- Source: 1660 destruction of Tiberias
The 1660 destruction of Tiberias occurred during the Druze power struggle in the Galilee, in the same year as the destruction of Safed. The destruction of Tiberias by the Druze resulted in abandonment of the city by its Jewish community, until it was rebuilt by Zahir al-Umar in early 18th century. Altshuler however attributes the destruction of Tiberias in 1660 to an earthquake. The destruction could have also been a combination of both events.
Background
As the Ottoman Empire expanded along the southern Mediterranean coast under sultan Selim I, the Catholic Monarchs began establishing Inquisition commissions. Many Conversos, (Marranos and Moriscos) and Sephardi Jews fled to the Ottoman provinces, settling at first in Constantinople, Salonika, Sarajevo, Sofia and Anatolia. The sultan encouraged them to settle in Palestine.

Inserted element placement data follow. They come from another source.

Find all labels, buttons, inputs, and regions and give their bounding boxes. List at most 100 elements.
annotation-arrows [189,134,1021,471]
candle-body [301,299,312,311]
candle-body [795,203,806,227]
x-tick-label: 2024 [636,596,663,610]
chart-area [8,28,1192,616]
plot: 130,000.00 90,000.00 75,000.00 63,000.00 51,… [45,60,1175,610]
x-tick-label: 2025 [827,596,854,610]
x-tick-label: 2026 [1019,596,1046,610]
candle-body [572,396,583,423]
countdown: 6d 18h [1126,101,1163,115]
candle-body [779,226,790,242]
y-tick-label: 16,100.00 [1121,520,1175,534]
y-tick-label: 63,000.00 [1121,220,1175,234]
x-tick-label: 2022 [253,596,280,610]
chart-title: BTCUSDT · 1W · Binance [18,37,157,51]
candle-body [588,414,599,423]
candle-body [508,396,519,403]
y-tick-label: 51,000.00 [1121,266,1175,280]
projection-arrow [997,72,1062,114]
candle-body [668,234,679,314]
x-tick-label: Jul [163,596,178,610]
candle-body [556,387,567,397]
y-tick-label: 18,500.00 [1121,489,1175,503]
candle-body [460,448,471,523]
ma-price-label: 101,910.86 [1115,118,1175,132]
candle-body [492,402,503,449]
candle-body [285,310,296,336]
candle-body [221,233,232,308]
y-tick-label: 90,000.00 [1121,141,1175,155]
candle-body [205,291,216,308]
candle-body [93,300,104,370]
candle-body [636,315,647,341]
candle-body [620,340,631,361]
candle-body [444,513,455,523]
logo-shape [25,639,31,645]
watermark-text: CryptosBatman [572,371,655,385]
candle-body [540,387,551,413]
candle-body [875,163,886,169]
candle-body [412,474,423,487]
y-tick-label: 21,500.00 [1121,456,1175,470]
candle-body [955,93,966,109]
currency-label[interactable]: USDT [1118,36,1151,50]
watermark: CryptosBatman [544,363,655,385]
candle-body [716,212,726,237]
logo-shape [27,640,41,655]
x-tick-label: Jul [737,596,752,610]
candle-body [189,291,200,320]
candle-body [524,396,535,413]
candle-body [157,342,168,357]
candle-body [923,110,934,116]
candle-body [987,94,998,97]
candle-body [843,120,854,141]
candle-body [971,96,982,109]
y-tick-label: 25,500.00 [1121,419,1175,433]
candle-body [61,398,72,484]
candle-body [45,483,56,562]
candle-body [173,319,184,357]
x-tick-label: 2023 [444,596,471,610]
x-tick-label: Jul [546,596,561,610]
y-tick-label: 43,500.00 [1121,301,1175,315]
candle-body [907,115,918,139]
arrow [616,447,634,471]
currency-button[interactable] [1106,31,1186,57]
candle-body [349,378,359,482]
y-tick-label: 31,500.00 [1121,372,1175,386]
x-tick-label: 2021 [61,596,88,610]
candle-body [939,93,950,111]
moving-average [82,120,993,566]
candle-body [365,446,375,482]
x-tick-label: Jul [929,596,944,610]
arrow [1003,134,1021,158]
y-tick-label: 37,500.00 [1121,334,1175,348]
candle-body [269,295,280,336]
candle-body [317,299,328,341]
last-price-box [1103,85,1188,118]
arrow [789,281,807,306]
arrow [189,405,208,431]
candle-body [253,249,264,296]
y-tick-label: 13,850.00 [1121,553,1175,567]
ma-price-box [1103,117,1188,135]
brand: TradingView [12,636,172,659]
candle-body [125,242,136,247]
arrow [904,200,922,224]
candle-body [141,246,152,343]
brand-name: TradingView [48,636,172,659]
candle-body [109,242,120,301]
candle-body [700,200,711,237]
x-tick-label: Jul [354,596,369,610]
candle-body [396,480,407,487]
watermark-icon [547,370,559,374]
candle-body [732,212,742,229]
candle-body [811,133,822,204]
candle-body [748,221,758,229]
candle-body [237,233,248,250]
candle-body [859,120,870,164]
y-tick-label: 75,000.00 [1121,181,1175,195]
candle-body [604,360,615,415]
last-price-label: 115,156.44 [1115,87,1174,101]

In 1558, a Portuguese-born marrano, Doña Gracia, was granted tax collecting rights in Tiberias and its surrounding villages by Suleiman the Magnificent. She envisaged the town becoming a refuge for Jews and obtained a permit to establish Jewish autonomy there. In 1561 her nephew Joseph Nasi, the sultan-appointed lord of Tiberias, encouraged Jews to settle in Tiberias. Securing a firman from the Sultan, he and Joseph ben Adruth rebuilt the city walls and laid the groundwork for a textile (silk) industry, planting mulberry trees and urging craftsmen to move there. In 1624, when the sultan recognized Fakhr-al-Din II as lord of Arabistan (from Aleppo to the borders of Egypt), the Druze leader made Tiberias his capital.
Destruction
The destruction of Tiberias by the Druze resulted in the Jewish community fleeing entirely. Unlike Tiberias, which became desolate for many years, the nearby city of Safed recovered from its destruction by Druze in 1660 relatively quickly, not becoming entirely abandoned, remaining an important Jewish center in the Galilee.
Aftermath
In the 1720s, Zahir al-Umar, a Bedouin ruler of Ottoman Galilee, fortified Tiberias and signed an agreement with the neighboring Bedouin tribes to prevent looting. Richard Pococke, who visited Tiberias in 1738, witnessed the building of a fort to the north of the city, and the strengthening of the old walls, attributing it to a dispute with the pasha (ruler) of Damascus. Under Zahir's patronage, Jewish families were encouraged to settle in Tiberias. He invited Chaim Abulafia of Smyrna to rebuild the Jewish community.